The lay of the land these days for Republicans opposed to Obamacare and supporting full repeal is, in simplest terms, a bad one. It's been a certainty, since both the 2012 Presidential defeat of former Massachusetts Governor Mitt Romney, and the law's victory before the Supreme Court, that no such repeal is conceivable until at least 2017, assuming the election of a Republican president.

As such, it's possible that a Republican Party passing fixes and adjustments to the very law they're by and large sworn to destroy could become a more common sight in the near future, since in practical political terms that's the only way to actually have any impact. That's the price of two lost presidential elections, a yearlong lost legislative battle, and a lost Supreme Court challenge, it seems — at long last, there's a pressure on Republicans to at least engage with the law, however minimally.
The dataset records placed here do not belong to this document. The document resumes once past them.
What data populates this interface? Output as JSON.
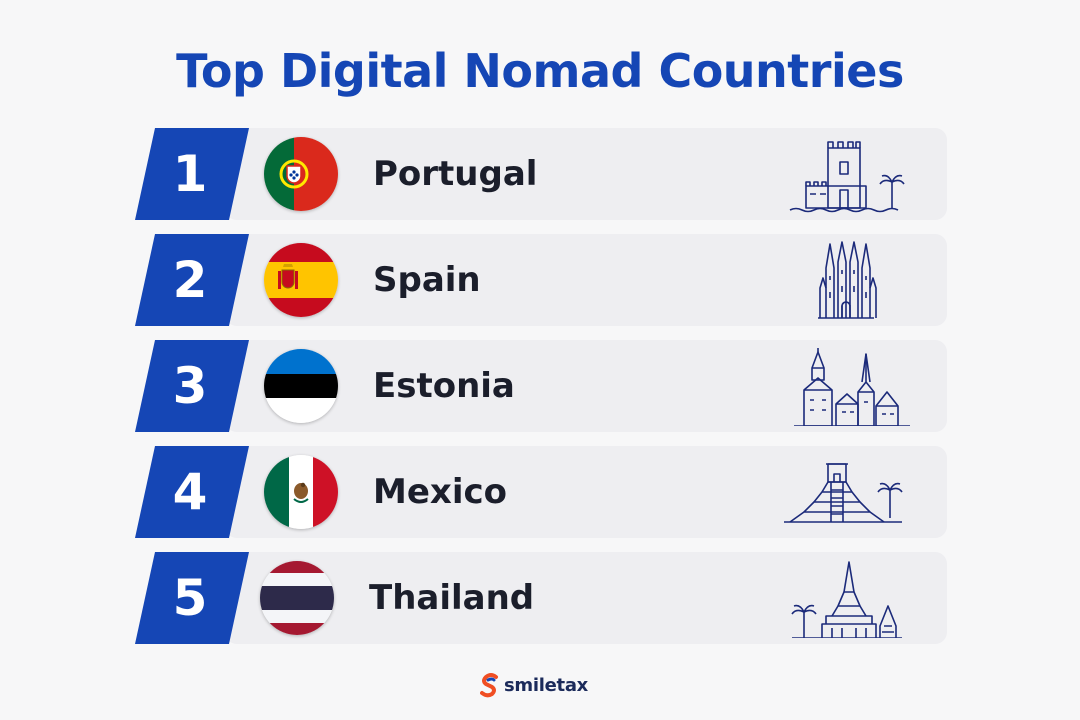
{
  "title": "Top Digital Nomad Countries",
  "colors": {
    "brand_blue": "#1546b5",
    "row_background": "#eeeef1",
    "text_dark": "#1b1e2b",
    "logo_orange": "#f04e23"
  },
  "countries": [
    {
      "rank": "1",
      "name": "Portugal",
      "flag_icon": "portugal-flag-icon",
      "landmark_icon": "belem-tower-icon"
    },
    {
      "rank": "2",
      "name": "Spain",
      "flag_icon": "spain-flag-icon",
      "landmark_icon": "sagrada-familia-icon"
    },
    {
      "rank": "3",
      "name": "Estonia",
      "flag_icon": "estonia-flag-icon",
      "landmark_icon": "tallinn-old-town-icon"
    },
    {
      "rank": "4",
      "name": "Mexico",
      "flag_icon": "mexico-flag-icon",
      "landmark_icon": "chichen-itza-pyramid-icon"
    },
    {
      "rank": "5",
      "name": "Thailand",
      "flag_icon": "thailand-flag-icon",
      "landmark_icon": "thai-temple-icon"
    }
  ],
  "brand": {
    "name": "smiletax",
    "icon": "smiletax-logo-icon"
  }
}
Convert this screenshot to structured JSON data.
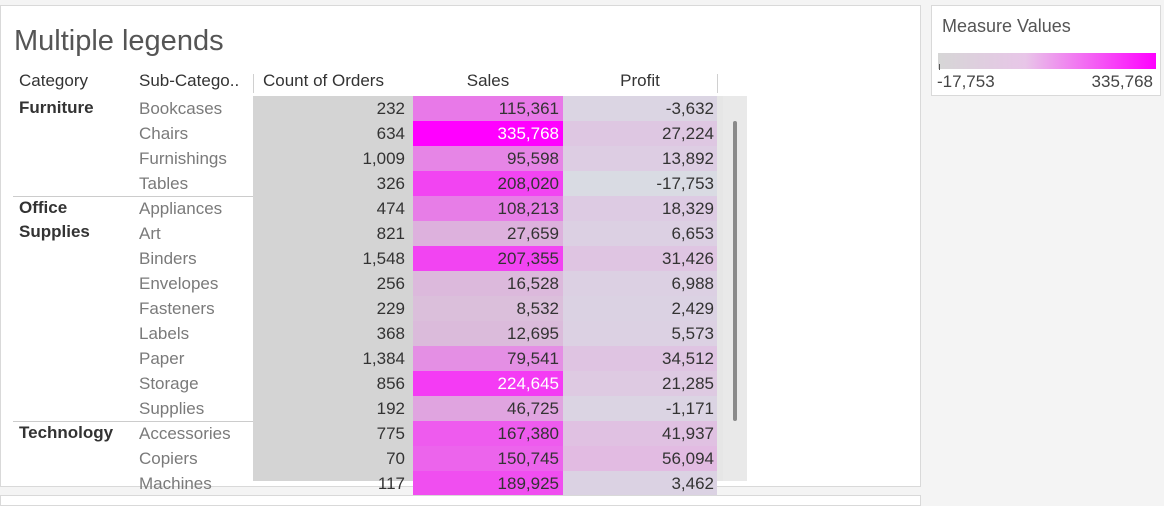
{
  "title": "Multiple legends",
  "headers": {
    "category": "Category",
    "subcategory": "Sub-Catego..",
    "count": "Count of Orders",
    "sales": "Sales",
    "profit": "Profit"
  },
  "legend": {
    "title": "Measure Values",
    "min_label": "-17,753",
    "max_label": "335,768",
    "min_color": "#d6d6d6",
    "max_color": "#ff00ff"
  },
  "colors": {
    "sales_ramp": [
      "#d6d6d6",
      "#ff00ff"
    ],
    "profit_ramp": [
      "#d9dbe3",
      "#e2b9e2"
    ],
    "count_fill": "#d4d4d4"
  },
  "chart_data": {
    "type": "table",
    "title": "Multiple legends",
    "columns": [
      "Category",
      "Sub-Catego..",
      "Count of Orders",
      "Sales",
      "Profit"
    ],
    "categories": [
      {
        "name": "Furniture",
        "rows": [
          {
            "subcat": "Bookcases",
            "count": "232",
            "sales": "115,361",
            "profit": "-3,632",
            "sales_value": 115361,
            "profit_value": -3632
          },
          {
            "subcat": "Chairs",
            "count": "634",
            "sales": "335,768",
            "profit": "27,224",
            "sales_value": 335768,
            "profit_value": 27224
          },
          {
            "subcat": "Furnishings",
            "count": "1,009",
            "sales": "95,598",
            "profit": "13,892",
            "sales_value": 95598,
            "profit_value": 13892
          },
          {
            "subcat": "Tables",
            "count": "326",
            "sales": "208,020",
            "profit": "-17,753",
            "sales_value": 208020,
            "profit_value": -17753
          }
        ]
      },
      {
        "name": "Office\nSupplies",
        "rows": [
          {
            "subcat": "Appliances",
            "count": "474",
            "sales": "108,213",
            "profit": "18,329",
            "sales_value": 108213,
            "profit_value": 18329
          },
          {
            "subcat": "Art",
            "count": "821",
            "sales": "27,659",
            "profit": "6,653",
            "sales_value": 27659,
            "profit_value": 6653
          },
          {
            "subcat": "Binders",
            "count": "1,548",
            "sales": "207,355",
            "profit": "31,426",
            "sales_value": 207355,
            "profit_value": 31426
          },
          {
            "subcat": "Envelopes",
            "count": "256",
            "sales": "16,528",
            "profit": "6,988",
            "sales_value": 16528,
            "profit_value": 6988
          },
          {
            "subcat": "Fasteners",
            "count": "229",
            "sales": "8,532",
            "profit": "2,429",
            "sales_value": 8532,
            "profit_value": 2429
          },
          {
            "subcat": "Labels",
            "count": "368",
            "sales": "12,695",
            "profit": "5,573",
            "sales_value": 12695,
            "profit_value": 5573
          },
          {
            "subcat": "Paper",
            "count": "1,384",
            "sales": "79,541",
            "profit": "34,512",
            "sales_value": 79541,
            "profit_value": 34512
          },
          {
            "subcat": "Storage",
            "count": "856",
            "sales": "224,645",
            "profit": "21,285",
            "sales_value": 224645,
            "profit_value": 21285
          },
          {
            "subcat": "Supplies",
            "count": "192",
            "sales": "46,725",
            "profit": "-1,171",
            "sales_value": 46725,
            "profit_value": -1171
          }
        ]
      },
      {
        "name": "Technology",
        "rows": [
          {
            "subcat": "Accessories",
            "count": "775",
            "sales": "167,380",
            "profit": "41,937",
            "sales_value": 167380,
            "profit_value": 41937
          },
          {
            "subcat": "Copiers",
            "count": "70",
            "sales": "150,745",
            "profit": "56,094",
            "sales_value": 150745,
            "profit_value": 56094
          },
          {
            "subcat": "Machines",
            "count": "117",
            "sales": "189,925",
            "profit": "3,462",
            "sales_value": 189925,
            "profit_value": 3462
          }
        ]
      }
    ],
    "color_range": [
      -17753,
      335768
    ]
  }
}
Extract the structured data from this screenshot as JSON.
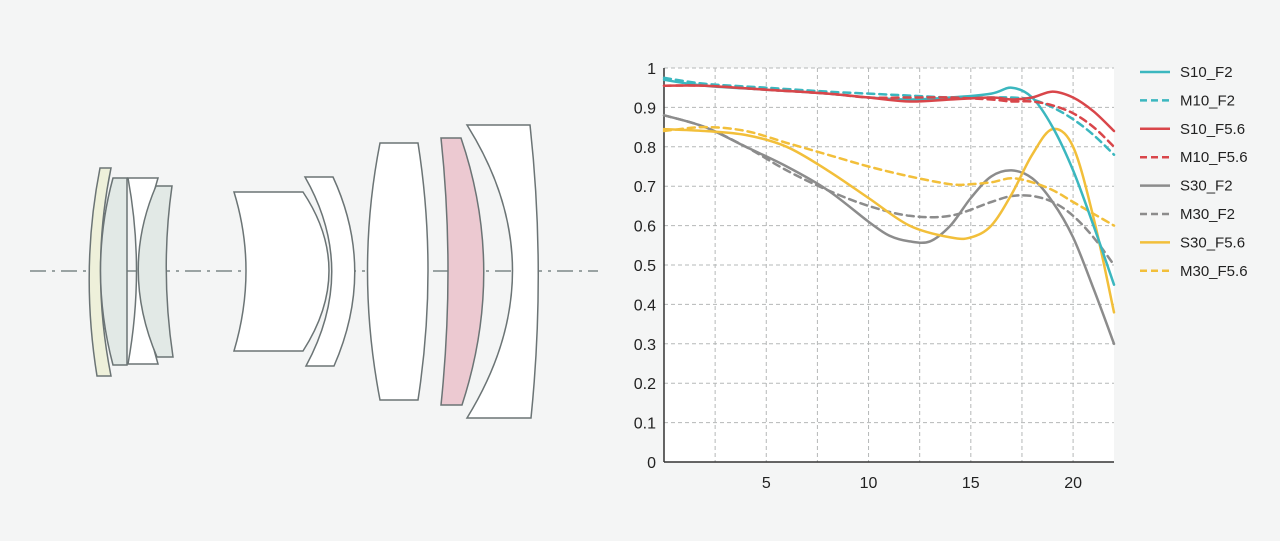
{
  "colors": {
    "cyan": "#3bb7bf",
    "red": "#d9464a",
    "gray": "#8c8c8c",
    "yellow": "#f2bf3a",
    "lens_outline": "#6b7475",
    "lens_fill": "#ffffff",
    "lens_yellow": "#eef0da",
    "lens_green": "#e2e9e6",
    "lens_pink": "#ecc9d1",
    "axis_line": "#9aa3a3"
  },
  "chart_data": {
    "type": "line",
    "title": "",
    "xlabel": "",
    "ylabel": "",
    "xlim": [
      0,
      22
    ],
    "ylim": [
      0,
      1
    ],
    "x_ticks": [
      5,
      10,
      15,
      20
    ],
    "y_ticks": [
      0,
      0.1,
      0.2,
      0.3,
      0.4,
      0.5,
      0.6,
      0.7,
      0.8,
      0.9,
      1
    ],
    "y_tick_labels": [
      "0",
      "0.1",
      "0.2",
      "0.3",
      "0.4",
      "0.5",
      "0.6",
      "0.7",
      "0.8",
      "0.9",
      "1"
    ],
    "grid": true,
    "legend_position": "right",
    "series": [
      {
        "name": "S10_F2",
        "color": "cyan",
        "dash": false,
        "points": [
          [
            0,
            0.97
          ],
          [
            2,
            0.955
          ],
          [
            5,
            0.945
          ],
          [
            8,
            0.935
          ],
          [
            10,
            0.925
          ],
          [
            12,
            0.92
          ],
          [
            14,
            0.925
          ],
          [
            16,
            0.935
          ],
          [
            17,
            0.95
          ],
          [
            18,
            0.925
          ],
          [
            19,
            0.85
          ],
          [
            20,
            0.74
          ],
          [
            21,
            0.6
          ],
          [
            22,
            0.45
          ]
        ]
      },
      {
        "name": "M10_F2",
        "color": "cyan",
        "dash": true,
        "points": [
          [
            0,
            0.975
          ],
          [
            2,
            0.96
          ],
          [
            5,
            0.95
          ],
          [
            8,
            0.94
          ],
          [
            10,
            0.935
          ],
          [
            12,
            0.93
          ],
          [
            14,
            0.925
          ],
          [
            16,
            0.925
          ],
          [
            17,
            0.925
          ],
          [
            18,
            0.92
          ],
          [
            19,
            0.9
          ],
          [
            20,
            0.87
          ],
          [
            21,
            0.83
          ],
          [
            22,
            0.78
          ]
        ]
      },
      {
        "name": "S10_F5.6",
        "color": "red",
        "dash": false,
        "points": [
          [
            0,
            0.955
          ],
          [
            2,
            0.955
          ],
          [
            5,
            0.945
          ],
          [
            8,
            0.935
          ],
          [
            10,
            0.925
          ],
          [
            12,
            0.915
          ],
          [
            14,
            0.92
          ],
          [
            16,
            0.925
          ],
          [
            17,
            0.92
          ],
          [
            18,
            0.925
          ],
          [
            19,
            0.94
          ],
          [
            20,
            0.925
          ],
          [
            21,
            0.89
          ],
          [
            22,
            0.84
          ]
        ]
      },
      {
        "name": "M10_F5.6",
        "color": "red",
        "dash": true,
        "points": [
          [
            0,
            0.955
          ],
          [
            2,
            0.955
          ],
          [
            5,
            0.945
          ],
          [
            8,
            0.935
          ],
          [
            10,
            0.925
          ],
          [
            12,
            0.925
          ],
          [
            14,
            0.925
          ],
          [
            16,
            0.92
          ],
          [
            17,
            0.915
          ],
          [
            18,
            0.915
          ],
          [
            19,
            0.905
          ],
          [
            20,
            0.885
          ],
          [
            21,
            0.85
          ],
          [
            22,
            0.8
          ]
        ]
      },
      {
        "name": "S30_F2",
        "color": "gray",
        "dash": false,
        "points": [
          [
            0,
            0.88
          ],
          [
            2,
            0.85
          ],
          [
            4,
            0.8
          ],
          [
            6,
            0.75
          ],
          [
            8,
            0.69
          ],
          [
            10,
            0.61
          ],
          [
            11,
            0.575
          ],
          [
            12,
            0.56
          ],
          [
            13,
            0.56
          ],
          [
            14,
            0.6
          ],
          [
            15,
            0.67
          ],
          [
            16,
            0.725
          ],
          [
            17,
            0.74
          ],
          [
            18,
            0.72
          ],
          [
            19,
            0.66
          ],
          [
            20,
            0.57
          ],
          [
            21,
            0.44
          ],
          [
            22,
            0.3
          ]
        ]
      },
      {
        "name": "M30_F2",
        "color": "gray",
        "dash": true,
        "points": [
          [
            0,
            0.88
          ],
          [
            2,
            0.85
          ],
          [
            4,
            0.8
          ],
          [
            6,
            0.74
          ],
          [
            8,
            0.69
          ],
          [
            10,
            0.65
          ],
          [
            12,
            0.625
          ],
          [
            14,
            0.625
          ],
          [
            16,
            0.66
          ],
          [
            17,
            0.675
          ],
          [
            18,
            0.675
          ],
          [
            19,
            0.66
          ],
          [
            20,
            0.625
          ],
          [
            21,
            0.57
          ],
          [
            22,
            0.5
          ]
        ]
      },
      {
        "name": "S30_F5.6",
        "color": "yellow",
        "dash": false,
        "points": [
          [
            0,
            0.845
          ],
          [
            2,
            0.84
          ],
          [
            4,
            0.83
          ],
          [
            6,
            0.8
          ],
          [
            8,
            0.74
          ],
          [
            10,
            0.67
          ],
          [
            12,
            0.6
          ],
          [
            14,
            0.57
          ],
          [
            15,
            0.57
          ],
          [
            16,
            0.6
          ],
          [
            17,
            0.68
          ],
          [
            18,
            0.78
          ],
          [
            19,
            0.845
          ],
          [
            20,
            0.8
          ],
          [
            21,
            0.62
          ],
          [
            22,
            0.38
          ]
        ]
      },
      {
        "name": "M30_F5.6",
        "color": "yellow",
        "dash": true,
        "points": [
          [
            0,
            0.84
          ],
          [
            2,
            0.85
          ],
          [
            4,
            0.84
          ],
          [
            6,
            0.81
          ],
          [
            8,
            0.78
          ],
          [
            10,
            0.75
          ],
          [
            12,
            0.725
          ],
          [
            14,
            0.705
          ],
          [
            15,
            0.705
          ],
          [
            16,
            0.71
          ],
          [
            17,
            0.72
          ],
          [
            18,
            0.71
          ],
          [
            19,
            0.69
          ],
          [
            20,
            0.66
          ],
          [
            21,
            0.63
          ],
          [
            22,
            0.6
          ]
        ]
      }
    ]
  }
}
The procedural subterfuge used to slide the changes through, however, serves a dual purpose — both keeping things smooth with vehemently anti-Obamacare representatives, and keeping the national party poised to run hard against Obamacare in the midterm elections. This has been the apparent strategy for months now, and despite a positive week of news for the law, the GOP still seems to regard it as their best hope for a successful midterm surge.

As you'd expect, the battle to spin this news is well underway. Said a spokesman for House Minority Leader Eric Cantor:

This is another in a series of changes to Obamacare that the House has supported to help save Americans from being harmed by the law, and we're glad to see the President signed it into law.

In other words, we only did it for you! In light of the GOP's longtime, intractable opposition to changing the law — the House has voted a staggering 52 times to repeal Obamacare, as recently as last week — this has the familiar ring of someone wanting it both ways. Whether it works has only one measure, though, and it's coming to a polling place this November.